Kindred is one of Octavia E. Butler’s lesser-known works, I think, primarily because it isn’t properly science fiction. Dana Franklin, an African-American woman from 1976, is abruptly called back in time to the early 1800s to rescue her long-ago slaveholding ancestor Rufus Weylin. The mechanics of the time traveling are wholly taken for granted and not dwelt upon at all. Rather, Dana’s abrupt shifts into Rufus’s time, which occur whenever his life is endangered, and her returns to her contemporary setting, which occur whenever her life is endangered, snag up her timeline and cause her to question morals that she had previously firmly held.

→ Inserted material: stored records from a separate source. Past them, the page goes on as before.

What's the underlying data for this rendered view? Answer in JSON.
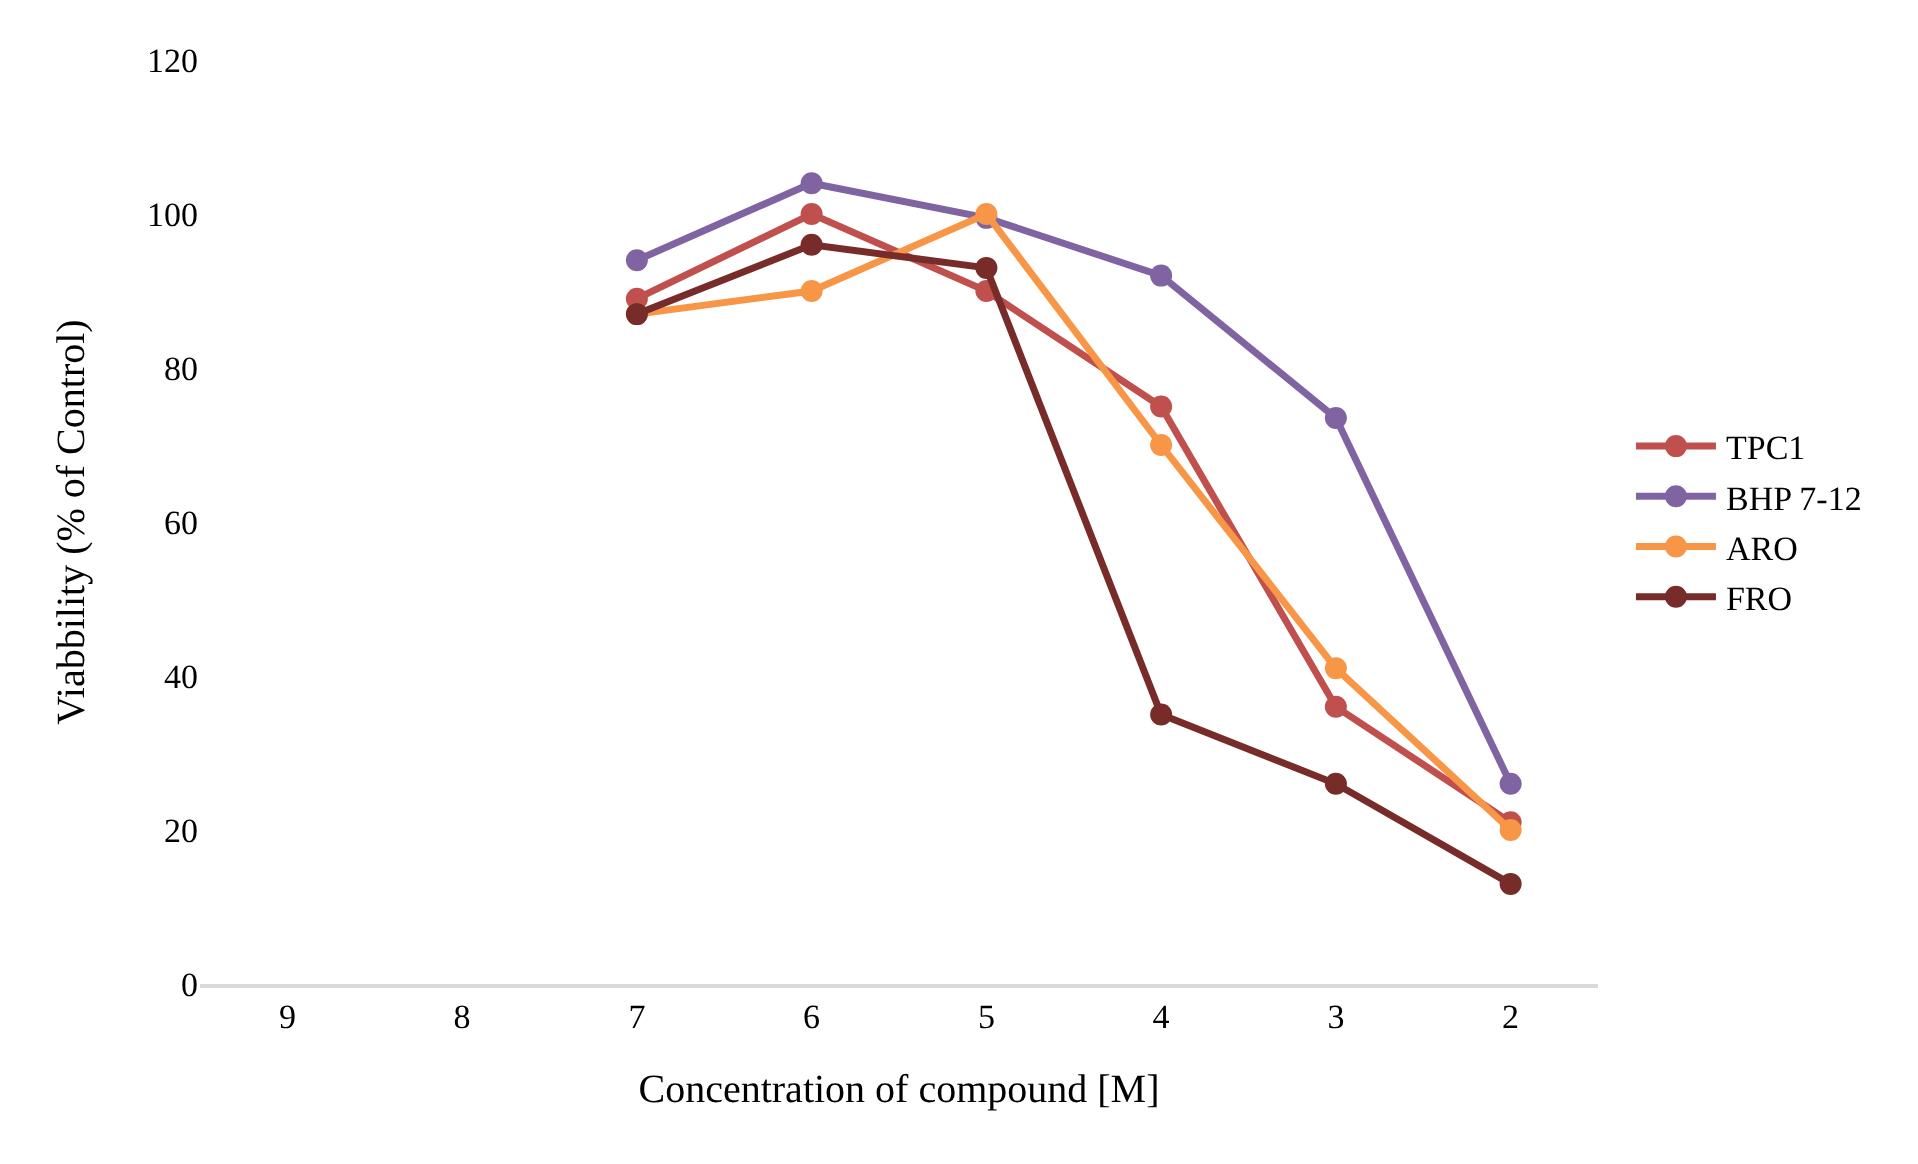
{
  "chart_data": {
    "type": "line",
    "xlabel": "Concentration of compound [M]",
    "ylabel": "Viabbility (% of Control)",
    "categories": [
      "9",
      "8",
      "7",
      "6",
      "5",
      "4",
      "3",
      "2"
    ],
    "ylim": [
      0,
      120
    ],
    "yticks": [
      0,
      20,
      40,
      60,
      80,
      100,
      120
    ],
    "legend": "right",
    "marker": "circle",
    "line_style": "solid",
    "series": [
      {
        "name": "TPC1",
        "color": "#c0504d",
        "values": [
          null,
          null,
          89,
          100,
          90,
          75,
          36,
          21
        ]
      },
      {
        "name": "BHP 7-12",
        "color": "#8064a2",
        "values": [
          null,
          null,
          94,
          104,
          99.5,
          92,
          73.5,
          26
        ]
      },
      {
        "name": "ARO",
        "color": "#f79646",
        "values": [
          null,
          null,
          87,
          90,
          100,
          70,
          41,
          20
        ]
      },
      {
        "name": "FRO",
        "color": "#772c2a",
        "values": [
          null,
          null,
          87,
          96,
          93,
          35,
          26,
          13
        ]
      }
    ]
  }
}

Aside from the humiliation and physical danger of being a black woman before the Civil War, Dana must accustom herself to the cultural and social dynamics of the household if she is to survive long enough to save both herself and her ancestral line. The ethical dilemmas that she faces are trying in the extreme, and neither she, nor her husband, nor her ancestors remain unaffected. It’s a well-researched and nuanced presentation of a heritage of race and racism, a “What-If” tale whose intellectual and emotional merits vie for dominance.
Should you read this book? Yes. Especially the same copy as I have, which includes an appended critical essay that discusses Kindred as a new type of slave-narrative and has many insightful quotes from the author and facts about her artistic purposes. It’s a tidily executed and rapid read, almost like a novella but with the scope of a classic.